There isn’t an exact cost estimate for the bills, since big cost drivers like the family subsidies and direct provider funding are still going through the legislative process, Farnitano said.

But the Common Start Coalition has estimated that the “full implementation of our vision” would require at least $2 billion every year, for several years. Farnitano said the implementation may look similar to the Student Opportunity Act, which adds $1.5 billion to the public education system over seven years.

Parents of young children, early childhood educators, and social service providers spoke at a legislative briefing on Wednesday about how the bill would affect them.

Tiffany Jenkins, a single mother from Hyde Park, said she has a subsidy to afford care for her young daughter, but that fully free early childhood care (as is proposed in the Senate bill for those under the federal poverty line) would help her family.

She’s currently enrolled full-time for her bachelor’s degree in business management, has two part-time jobs, participates in a peer mentoring program, and is raising her daughter alone, she said.

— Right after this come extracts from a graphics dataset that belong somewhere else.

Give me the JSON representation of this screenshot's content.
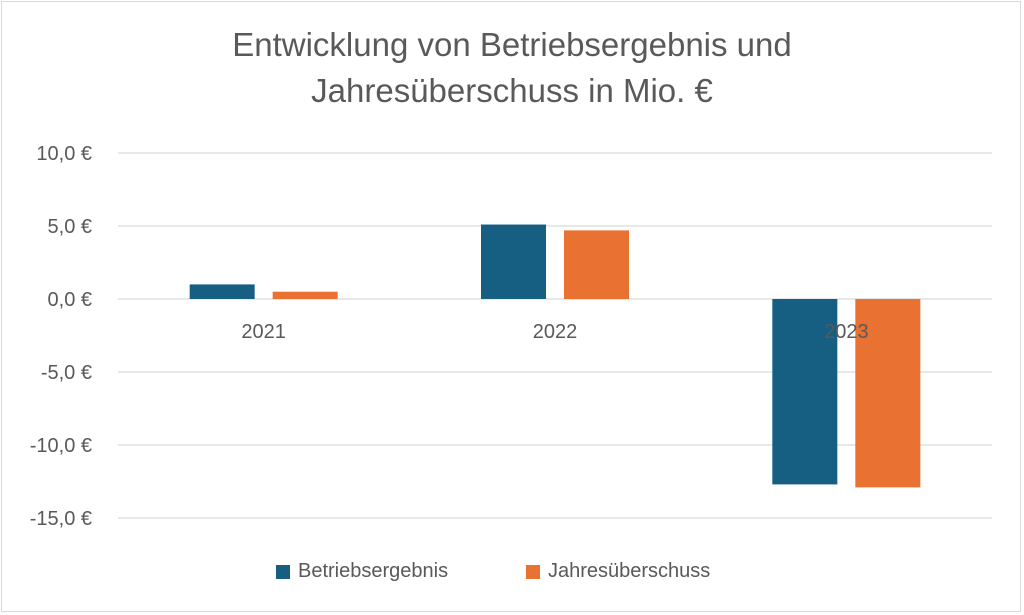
{
  "chart_data": {
    "type": "bar",
    "title_lines": [
      "Entwicklung von Betriebsergebnis und",
      "Jahresüberschuss in Mio. €"
    ],
    "categories": [
      "2021",
      "2022",
      "2023"
    ],
    "series": [
      {
        "name": "Betriebsergebnis",
        "color": "#175F82",
        "values": [
          1.0,
          5.1,
          -12.7
        ]
      },
      {
        "name": "Jahresüberschuss",
        "color": "#E97132",
        "values": [
          0.5,
          4.7,
          -12.9
        ]
      }
    ],
    "ylim": [
      -15,
      10
    ],
    "yticks": [
      10,
      5,
      0,
      -5,
      -10,
      -15
    ],
    "ytick_labels": [
      "10,0 €",
      "5,0 €",
      "0,0 €",
      "-5,0 €",
      "-10,0 €",
      "-15,0 €"
    ],
    "grid": true,
    "legend_position": "bottom"
  }
}
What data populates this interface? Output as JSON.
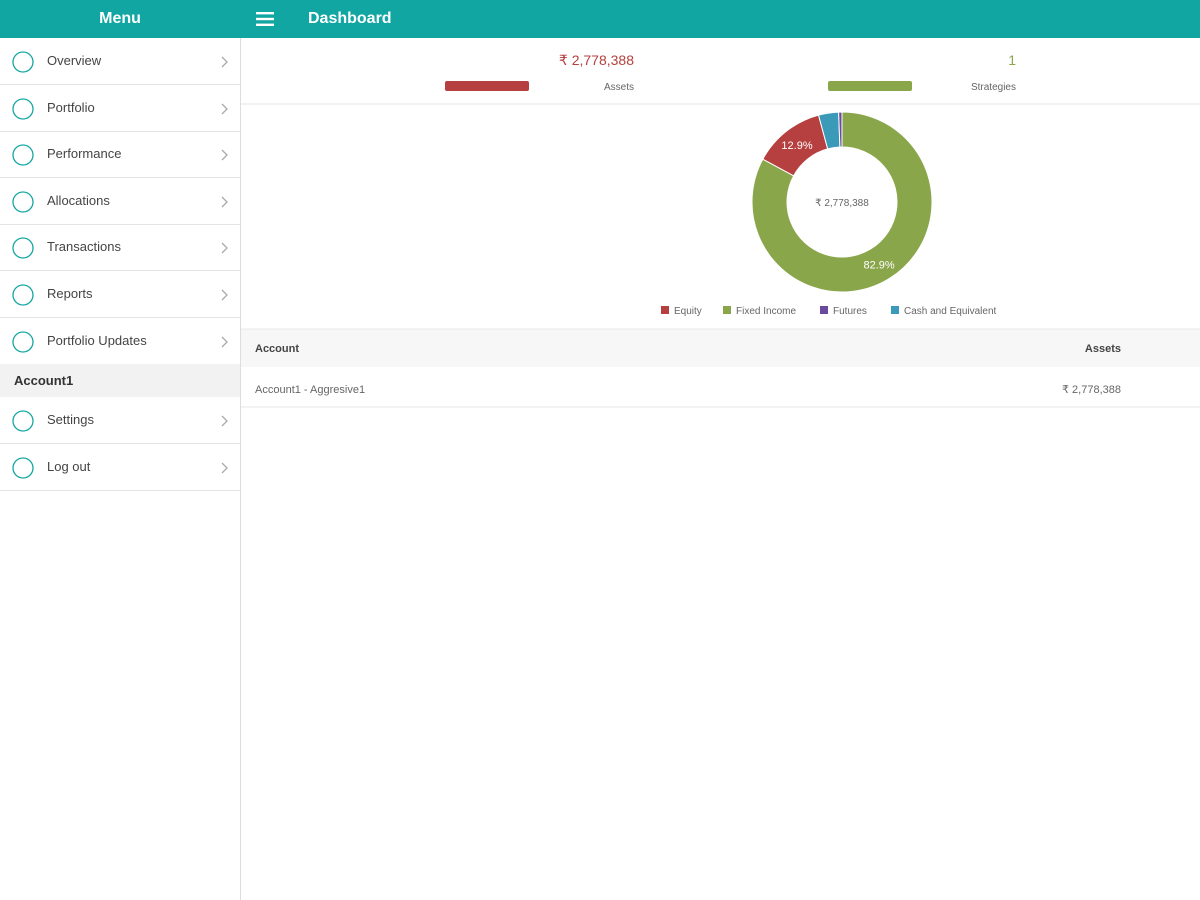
{
  "menu": {
    "title": "Menu",
    "items": [
      "Overview",
      "Portfolio",
      "Performance",
      "Allocations",
      "Transactions",
      "Reports",
      "Portfolio Updates"
    ],
    "section": "Account1",
    "account_items": [
      "Settings",
      "Log out"
    ]
  },
  "header": {
    "title": "Dashboard"
  },
  "summary": [
    {
      "value": "₹ 2,778,388",
      "label": "Assets",
      "color": "#b5403f"
    },
    {
      "value": "1",
      "label": "Strategies",
      "color": "#8aa64a"
    }
  ],
  "chart_data": {
    "type": "pie",
    "donut": true,
    "center_label": "₹ 2,778,388",
    "categories": [
      "Equity",
      "Fixed Income",
      "Futures",
      "Cash and Equivalent"
    ],
    "values": [
      12.9,
      82.9,
      0.6,
      3.6
    ],
    "value_labels": [
      "12.9%",
      "82.9%",
      null,
      null
    ],
    "colors": [
      "#b5403f",
      "#8aa64a",
      "#6a4a9c",
      "#3a9ab8"
    ]
  },
  "table": {
    "columns": [
      "Account",
      "Assets"
    ],
    "rows": [
      [
        "Account1 - Aggresive1",
        "₹ 2,778,388"
      ]
    ]
  }
}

“I have a child care subsidy now that covers a portion of what I have to pay, but we’d be better off if it was free for me. It would allow me to earn my degree faster. It would allow me to save more money and also it would help me get out of poverty,” Jenkins said.

Gordon said more help for families would also benefit both the economy and women in Massachusetts, if one parent did not have to stay home with their children under 5 years old.

“This whole problem has a disparate impact on women. Oftentimes in our workforce, the woman is the lower-paid worker, and so that’s the person that has to choose to stay behind in their career. And then when they get back to work when their children start school, now they’re four years or so behind, and they’re playing catch up in their career and they never do catch up, and it’s part of the reason why we have a wage gap,” Gordon said.

Advocates at the briefing also argued that increasing salaries in the early education sector would positively impact what is a woman-dominated industry.

“More than 150 years ago, with the vision and leadership of Horace Mann, Massachusetts pioneered the revolutionary idea that K-12 education should be a public good, accessible to all children and families,” said Lewis, Senate chair of the Joint Committee on Education. “Now it is time for the Commonwealth to once again lead our nation by establishing that high-quality early education and child care should also be a public good. This investment would yield tremendous benefits for child development and working families, and help foster a stronger, more just economy for all.”